Livestock Management for Coexistence with Large Carnivores, Healthy Land And Productive Ranches: A Viewpoint

Matt Barnes

Abstract


The livestock – large carnivore coexistence field can be more effective by expanding from a direct focus on carnivores and predation-prevention tools to the context of livestock management and the broader social-ecological systems of ranches and rural communities. Ranchers may be able to apply many of the same approaches that work for rangeland health and livestock production to reduce conflicts with large carnivores. Generally, in the presence of their predators, wild grazing animals tend to form large, dense herds that then move around the landscape to seek fresh forage, avoid fouled areas, and escape predators. They also tend to have their young in short, synchronized birthing seasons (predator satiation). Grazing management involving high stocking density and frequent movement, such as rotational grazing and herding with low-stress livestock handling, can improve rangeland health and livestock production, by managing the distribution of grazing across time, space, and plant species.
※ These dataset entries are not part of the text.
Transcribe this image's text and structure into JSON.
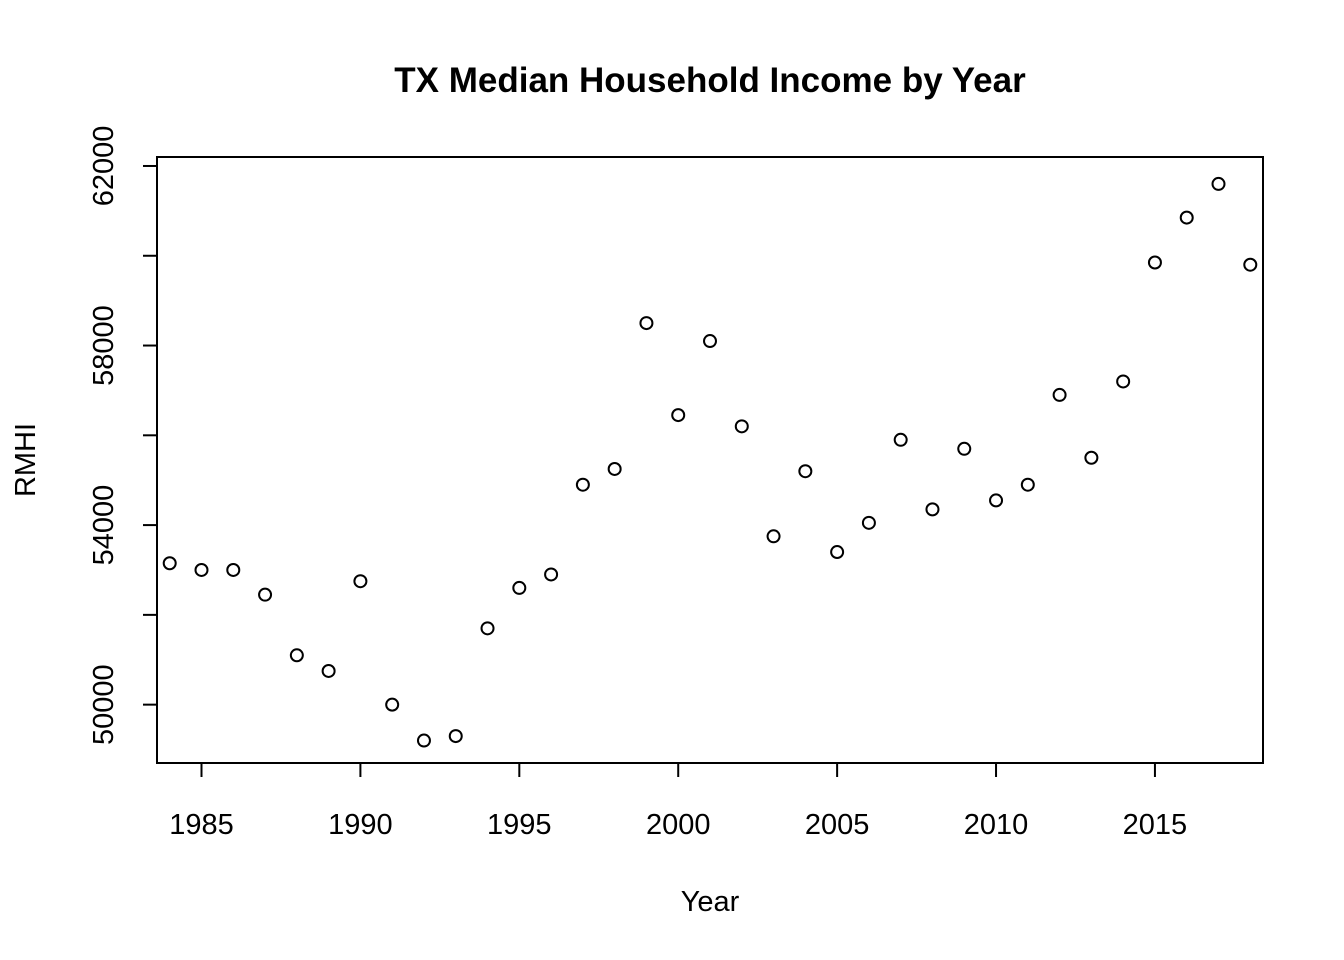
{
  "chart_data": {
    "type": "scatter",
    "title": "TX Median Household Income by Year",
    "xlabel": "Year",
    "ylabel": "RMHI",
    "xlim": [
      1983.6,
      2018.4
    ],
    "ylim": [
      48700,
      62200
    ],
    "xticks": [
      1985,
      1990,
      1995,
      2000,
      2005,
      2010,
      2015
    ],
    "yticks": [
      50000,
      52000,
      54000,
      56000,
      58000,
      60000,
      62000
    ],
    "ytick_labels": [
      "50000",
      "",
      "54000",
      "",
      "58000",
      "",
      "62000"
    ],
    "grid": false,
    "legend": "none",
    "x": [
      1984,
      1985,
      1986,
      1987,
      1988,
      1989,
      1990,
      1991,
      1992,
      1993,
      1994,
      1995,
      1996,
      1997,
      1998,
      1999,
      2000,
      2001,
      2002,
      2003,
      2004,
      2005,
      2006,
      2007,
      2008,
      2009,
      2010,
      2011,
      2012,
      2013,
      2014,
      2015,
      2016,
      2017,
      2018
    ],
    "y": [
      53150,
      53000,
      53000,
      52450,
      51100,
      50750,
      52750,
      50000,
      49200,
      49300,
      51700,
      52600,
      52900,
      54900,
      55250,
      58500,
      56450,
      58100,
      56200,
      53750,
      55200,
      53400,
      54050,
      55900,
      54350,
      55700,
      54550,
      54900,
      56900,
      55500,
      57200,
      59850,
      60850,
      61600,
      59800
    ]
  }
}
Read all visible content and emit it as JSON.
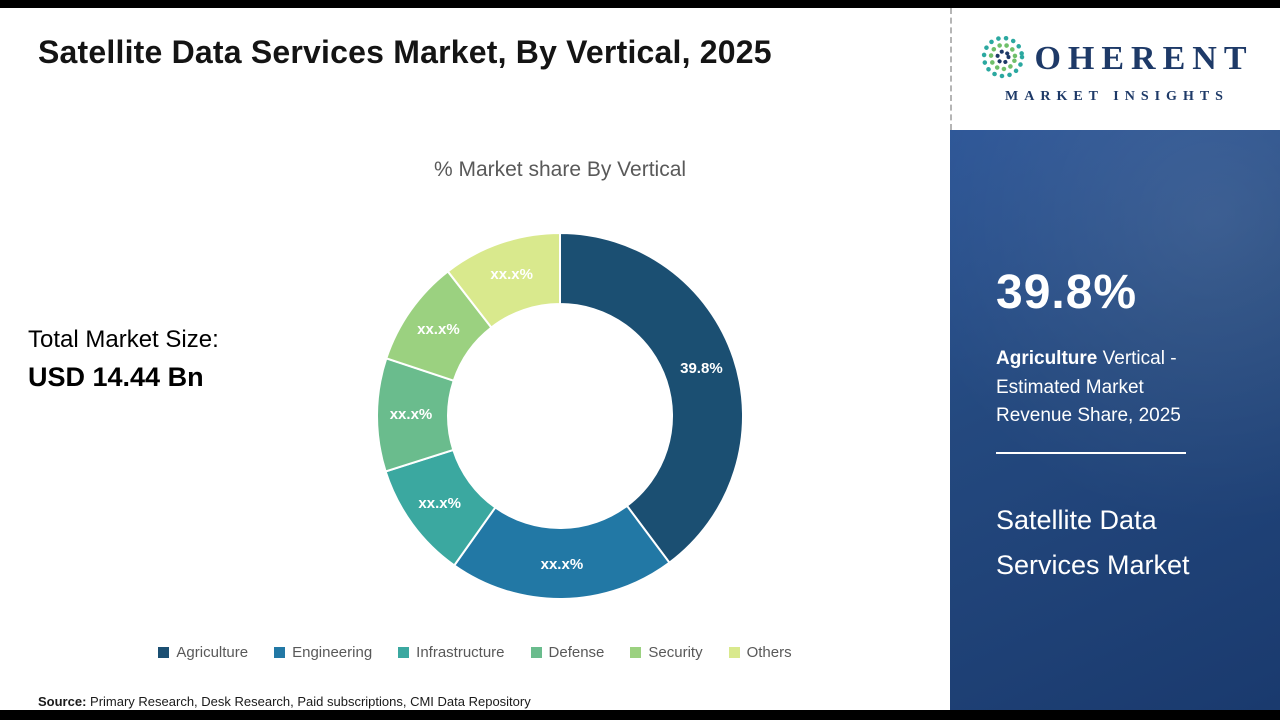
{
  "header": {
    "title": "Satellite Data Services Market, By Vertical, 2025",
    "logo": {
      "text_after_globe": "OHERENT",
      "subtext": "MARKET INSIGHTS",
      "brand_color": "#1e3a68"
    }
  },
  "main": {
    "chart_title": "% Market share By Vertical",
    "total_label": "Total Market Size:",
    "total_value": "USD 14.44 Bn",
    "source_label": "Source:",
    "source_text": " Primary Research, Desk Research, Paid subscriptions, CMI Data Repository"
  },
  "panel": {
    "stat": "39.8%",
    "highlight": "Agriculture",
    "desc_rest": " Vertical - Estimated Market Revenue Share, 2025",
    "product": "Satellite Data Services Market"
  },
  "chart_data": {
    "type": "pie",
    "subtype": "donut",
    "title": "% Market share By Vertical",
    "categories": [
      "Agriculture",
      "Engineering",
      "Infrastructure",
      "Defense",
      "Security",
      "Others"
    ],
    "values": [
      39.8,
      20.0,
      10.3,
      10.0,
      9.4,
      10.5
    ],
    "display_labels": [
      "39.8%",
      "xx.x%",
      "xx.x%",
      "xx.x%",
      "xx.x%",
      "xx.x%"
    ],
    "colors": [
      "#1b4f72",
      "#2278a5",
      "#3ba8a0",
      "#6abc8d",
      "#9bd180",
      "#d9e98d"
    ],
    "legend_position": "bottom",
    "start_angle_deg": 0,
    "direction": "clockwise"
  }
}
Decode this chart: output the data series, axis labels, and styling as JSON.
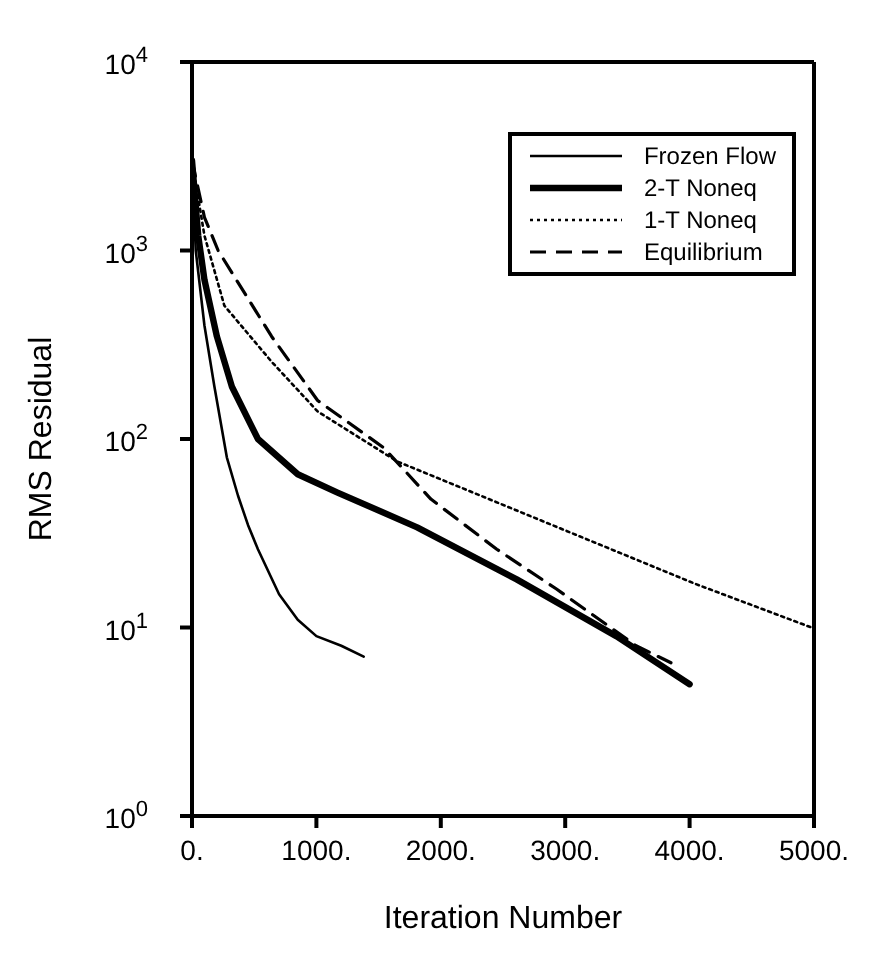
{
  "chart_data": {
    "type": "line",
    "xlabel": "Iteration  Number",
    "ylabel": "RMS Residual",
    "log": "y",
    "legend": "top right",
    "grid": false,
    "xlim": [
      0,
      5000
    ],
    "xticks": [
      {
        "value": 0,
        "label": "0."
      },
      {
        "value": 1000,
        "label": "1000."
      },
      {
        "value": 2000,
        "label": "2000."
      },
      {
        "value": 3000,
        "label": "3000."
      },
      {
        "value": 4000,
        "label": "4000."
      },
      {
        "value": 5000,
        "label": "5000."
      }
    ],
    "ylim": [
      1,
      10000
    ],
    "yticks": [
      {
        "value": 1,
        "label": "10$^{0}$"
      },
      {
        "value": 10,
        "label": "10$^{1}$"
      },
      {
        "value": 100,
        "label": "10$^{2}$"
      },
      {
        "value": 1000,
        "label": "10$^{3}$"
      },
      {
        "value": 10000,
        "label": "10$^{4}$"
      }
    ],
    "series": [
      {
        "name": "Frozen Flow",
        "color": "#000000",
        "line_style": "solid",
        "x": [
          0,
          30,
          100,
          180,
          280,
          370,
          450,
          530,
          700,
          850,
          1000,
          1200,
          1380
        ],
        "values": [
          3000,
          1000,
          400,
          190,
          80,
          50,
          35,
          26,
          15,
          11,
          9,
          8,
          7
        ]
      },
      {
        "name": "2-T Noneq",
        "color": "#000000",
        "line_style": "solid",
        "x": [
          0,
          50,
          100,
          200,
          320,
          530,
          850,
          1170,
          1810,
          2610,
          3410,
          4000
        ],
        "values": [
          3000,
          1200,
          700,
          350,
          190,
          100,
          65,
          52,
          34,
          18,
          9,
          5
        ]
      },
      {
        "name": "1-T Noneq",
        "color": "#000000",
        "line_style": "dotted",
        "x": [
          0,
          100,
          260,
          640,
          1010,
          1650,
          2290,
          3140,
          4050,
          4980
        ],
        "values": [
          3000,
          1200,
          510,
          257,
          140,
          76,
          51,
          30,
          17,
          10
        ]
      },
      {
        "name": "Equilibrium",
        "color": "#000000",
        "line_style": "dashed",
        "x": [
          0,
          100,
          210,
          640,
          1010,
          1540,
          1920,
          2450,
          2930,
          3570,
          3850
        ],
        "values": [
          3000,
          1500,
          1000,
          350,
          160,
          90,
          48,
          26,
          16,
          8,
          6.5
        ]
      }
    ]
  }
}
Short calving seasons can increase livestock production and reduce labor inputs, especially when timed to coincide with peak availability of forage quality. Livestock management, including grazing management and calving in short seasons that correspond with those of wild ungulates, may directly and synergistically reduce predation risk, while simultaneously establishing a management context in which other predationprevention practices and tools can be used more effectively. Pilot projects on summer cattle range in western Montana involving increased stocking density through intensification of existing grazing rotations with herding suggest methods that can be used to improve grazing distribution and prevent depredations.